#Crónica: MAÑANA DE JUICIO

Juicio

Asisto de acompañante a un juicio. No es mi primera vez.  He acudido a los juzgados en varias ocasiones, por distintos motivos y en roles diferentes: demandante, demandada, testigo, acompañante.  No he conseguido superar la cautela y el recelo normal ante un medio que no reconozco como propio o habitual y mucho menos como amable.

La cuestión que se dirime es la custodia de un menor. La puesta en escena es la misma que si se discutiera sobre la propiedad de una bicicleta, una oveja, una silla de tres patas o sobre la poda de un cactus.

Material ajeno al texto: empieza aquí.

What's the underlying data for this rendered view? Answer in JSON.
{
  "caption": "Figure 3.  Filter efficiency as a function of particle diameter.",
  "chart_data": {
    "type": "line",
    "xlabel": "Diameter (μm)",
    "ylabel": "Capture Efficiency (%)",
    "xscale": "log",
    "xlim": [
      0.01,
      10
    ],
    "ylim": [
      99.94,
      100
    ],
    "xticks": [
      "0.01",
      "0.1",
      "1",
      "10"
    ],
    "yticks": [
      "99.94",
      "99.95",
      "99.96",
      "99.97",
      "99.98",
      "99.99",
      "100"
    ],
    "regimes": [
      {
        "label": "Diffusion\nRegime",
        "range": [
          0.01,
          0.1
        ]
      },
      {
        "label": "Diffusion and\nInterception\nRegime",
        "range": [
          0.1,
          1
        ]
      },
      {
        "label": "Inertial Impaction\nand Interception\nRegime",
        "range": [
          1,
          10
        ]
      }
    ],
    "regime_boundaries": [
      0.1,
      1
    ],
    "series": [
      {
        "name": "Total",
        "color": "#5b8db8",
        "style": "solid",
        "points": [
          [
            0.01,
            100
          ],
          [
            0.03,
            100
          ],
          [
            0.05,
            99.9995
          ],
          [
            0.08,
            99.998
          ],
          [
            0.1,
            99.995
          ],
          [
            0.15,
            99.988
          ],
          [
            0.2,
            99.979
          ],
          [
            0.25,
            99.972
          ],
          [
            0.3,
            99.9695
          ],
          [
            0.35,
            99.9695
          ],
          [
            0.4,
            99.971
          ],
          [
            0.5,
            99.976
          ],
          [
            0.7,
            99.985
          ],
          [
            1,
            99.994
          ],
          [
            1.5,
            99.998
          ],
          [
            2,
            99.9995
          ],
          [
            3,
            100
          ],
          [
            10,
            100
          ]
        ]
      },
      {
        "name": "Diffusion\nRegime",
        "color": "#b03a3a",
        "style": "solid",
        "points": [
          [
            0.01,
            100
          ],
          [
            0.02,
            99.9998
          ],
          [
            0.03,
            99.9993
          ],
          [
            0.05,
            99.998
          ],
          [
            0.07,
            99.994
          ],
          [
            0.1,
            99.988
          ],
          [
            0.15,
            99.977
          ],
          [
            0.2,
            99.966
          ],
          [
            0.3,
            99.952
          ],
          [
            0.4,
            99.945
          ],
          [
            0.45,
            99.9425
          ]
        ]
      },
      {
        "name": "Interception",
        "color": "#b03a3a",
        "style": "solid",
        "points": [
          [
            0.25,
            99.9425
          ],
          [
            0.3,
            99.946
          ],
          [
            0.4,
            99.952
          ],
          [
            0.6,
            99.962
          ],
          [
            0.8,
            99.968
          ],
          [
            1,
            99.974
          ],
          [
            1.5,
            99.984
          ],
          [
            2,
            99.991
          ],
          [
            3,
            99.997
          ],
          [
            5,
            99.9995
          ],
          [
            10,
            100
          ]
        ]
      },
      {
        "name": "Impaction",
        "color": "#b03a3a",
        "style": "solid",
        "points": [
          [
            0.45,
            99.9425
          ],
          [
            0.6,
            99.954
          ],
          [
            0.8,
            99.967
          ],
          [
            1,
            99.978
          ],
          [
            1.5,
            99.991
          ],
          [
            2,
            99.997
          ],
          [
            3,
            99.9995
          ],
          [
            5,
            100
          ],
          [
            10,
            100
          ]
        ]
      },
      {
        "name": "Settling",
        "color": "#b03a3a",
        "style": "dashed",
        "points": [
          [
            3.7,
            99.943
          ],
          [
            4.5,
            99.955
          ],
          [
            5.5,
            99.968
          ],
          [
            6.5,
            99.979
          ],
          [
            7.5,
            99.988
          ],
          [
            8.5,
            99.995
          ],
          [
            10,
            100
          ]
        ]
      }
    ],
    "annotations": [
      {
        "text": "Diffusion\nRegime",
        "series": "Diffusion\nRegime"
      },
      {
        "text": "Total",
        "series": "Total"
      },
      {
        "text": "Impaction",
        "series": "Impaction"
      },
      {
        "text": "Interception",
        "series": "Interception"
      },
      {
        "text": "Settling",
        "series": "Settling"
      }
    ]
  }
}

El tono, la actuación, el escenario, el vestuario no varían, se repiten impertérritos como si no estuviera en juego algo más que la propiedad de un objeto. La cuestión humana parece irrelevante.

Se inicia el juicio y las dos personas que demandan la custodia, están sentadas en primera fila, suficientemente separadas y solas. Una funcionaria las ha colocado así, marcando las distancias.   Intuyo, que la prohibición de sentarnos junto a ellas, responde a la incapacidad de la jueza para reconocer a los protagonistas de la demanda, a simple vista, en el hipotético caso de que alguien más estuviera sentado en esa primera fila. O tal vez, lo que se pretendan sea intimidarlas, acogotarlas mucho más de lo que ya están. Interesa que aprendan que acudir a la justicia lleva implícita su propia penitencia. O quizás, solo quieran evitar el sobreesfuerzo de tener que mirarlas y reconocerlas, no vaya a ser que eso dificulte la imparcialidad debida.

Frente a los demandantes,  entre ellos y el estrado, un micrófono erecto, todavía más solo que ellos, espera su turno.

La jueza abre el baile de intervenciones de los abogados y el fiscal. Relatos trufados de fórmulas decimonónicas, incomprensibles para legos. Los demandantes quieren suponer que los de la toga, están defendiendo los intereses que les han encomendado, lo que les preocupa, lo que les ha llevado hasta allí. Pero ¡vete tú a saber qué están diciendo!.

Y llega el momento de testificar. Primero los demandantes, después los testigos. Todos frente al micrófono, como si de un casting se tratase en el que cada uno intenta decir aquello que más pueda gustar para servir a su causa. Preocupados por decir lo adecuado, ni más ni menos; temerosos de excederse, de no acertar; ocupados en adivinar qué quiere escuchar la jueza.

Se amalgaman verdades con mentiras, con imaginación, con deseos, con intereses, con filias y  fobias, con percepciones, con hechos, con miedos, con inseguridades, con sentimientos, todo al ritmo de la cadencia que marcan los abogados: “¿Y no es verdad que…?” “¿Le consta a usted que…?”…

Es el momento de las conclusiones. Y vuelven los discursos trufados de fórmulas, de leyes, de artículos, de jurisprudencia. Una abogada previene contra el sexismo, aprovechando que el Pisuerga pasa por Valladolid, y en mi interior suena un “hija de puta” ante la manipulación obscena, y soy consciente de que mi insulto es sexista.

La jueza que ha asistido al juicio como Dios, sin un gesto de amabilidad con  las partes que pueda poner en duda su ecuanimidad, recoge las conclusiones y da por cerrada la sesión anunciando su veredicto futuro.  Mientras, los demandantes rumiarán sus inseguridades y sus conflictos.

Salgo de allí con la sensación de haber asistido a una ceremonia religiosa: las vestimentas, las formulas, la posición, el silencio de los fieles que sólo pueden intervenir cuando se lo permiten, el respeto reverencial, la distancia con lo humano, la creencia en lo justo…

“Pleitos tengas aunque los ganes”, dice la vieja maldición.  En algún momento alguien tendrá que hablar de la necesaria humanización del sistema judicial, si lo que se pretende es que confiemos en él como parte del juego democrático.

Vuelvo a casa con la sensación de que mi recelo inicial ha mutado en una convicción: la justicia en su divinidad, olvida lo humano.